CHILDHOOD

When I was in grammar school and living at 363 North 12th Street in Newark, New Jersey, I was going to First Avenue School. And going to the First Avenue School at the age of 10, my mother had another child. The child was born with a broken arm and they brought him home, and we had a little brother. 

I continued to go to school at First Avenue. When I was at school, the teacher switched me from lefty to righty and every time I’d try to switch back to lefty, the teacher’s name was Mrs. Redcosson, and she would hit me on the hand and say, “No, you have to use your right hand.” Consequently, it hurt me very much because I became very slow in reading. My parents sent me for remedial reading in Rectors, in Newark, and even until this day, I have a problem. I can read very well and comprehend what I’m reading, but when I try to read out loud, it sounds like a two-year-old child reading. But I do very well on my own reading and comprehending what I’m reading. 

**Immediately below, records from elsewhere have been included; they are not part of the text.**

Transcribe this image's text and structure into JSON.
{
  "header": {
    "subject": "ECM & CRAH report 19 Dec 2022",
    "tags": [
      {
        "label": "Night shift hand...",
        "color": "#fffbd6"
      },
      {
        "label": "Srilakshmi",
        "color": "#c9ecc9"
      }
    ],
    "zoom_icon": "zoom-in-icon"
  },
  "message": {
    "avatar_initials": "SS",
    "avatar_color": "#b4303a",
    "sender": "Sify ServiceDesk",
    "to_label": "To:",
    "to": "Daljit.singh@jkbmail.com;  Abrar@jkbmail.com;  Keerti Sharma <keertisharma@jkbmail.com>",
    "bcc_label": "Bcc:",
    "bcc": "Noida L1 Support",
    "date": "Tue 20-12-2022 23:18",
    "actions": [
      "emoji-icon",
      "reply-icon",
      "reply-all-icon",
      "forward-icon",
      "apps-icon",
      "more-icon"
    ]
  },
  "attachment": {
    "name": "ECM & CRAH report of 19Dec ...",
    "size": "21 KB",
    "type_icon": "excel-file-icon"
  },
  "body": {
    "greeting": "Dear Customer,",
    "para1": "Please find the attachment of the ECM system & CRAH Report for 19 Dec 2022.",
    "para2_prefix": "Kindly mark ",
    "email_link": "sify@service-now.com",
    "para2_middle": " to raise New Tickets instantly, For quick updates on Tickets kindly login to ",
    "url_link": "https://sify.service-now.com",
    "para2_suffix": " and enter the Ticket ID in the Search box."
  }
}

I went to grammar school and when I was in fourth or fifth grade, the guys started to abuse me because I lived in a Catholic neighborhood and I was a Jew. They used to beat me up all the time and my father said, “Well if they beat you up or take advantage of you go home and get a baseball bat and hit them.” So one winter we were sleigh riding and Joe Anjurio took my sled and he wouldn’t give it back to me and he said, “Jew tell your rich parents to buy you another one, this sled is mine.” So I went home, got a baseball bat, went back and hit him in the leg and broke his leg. 

Consequently his father came to my house and wanted my father to pay for the hospitalization and my father said to me, “Tell his father the story.” So I began to tell him the story – that he took my sled, didn’t want to give it back, told me, “Jew you have a lot of money tell your parents to go buy you another one.” His father smacked him in the head, took him home and that was the end of that one. 

I also had to learn to fight because when I used to go to the candy store they always wanted to get the Jewish boy and take his candy away. So I learned how to fight and I also earned money myself. I started to deliver newspapers and my mother used to get up early in the morning, help me fold the newspapers and then I’d go out and deliver them, come home and eat breakfast.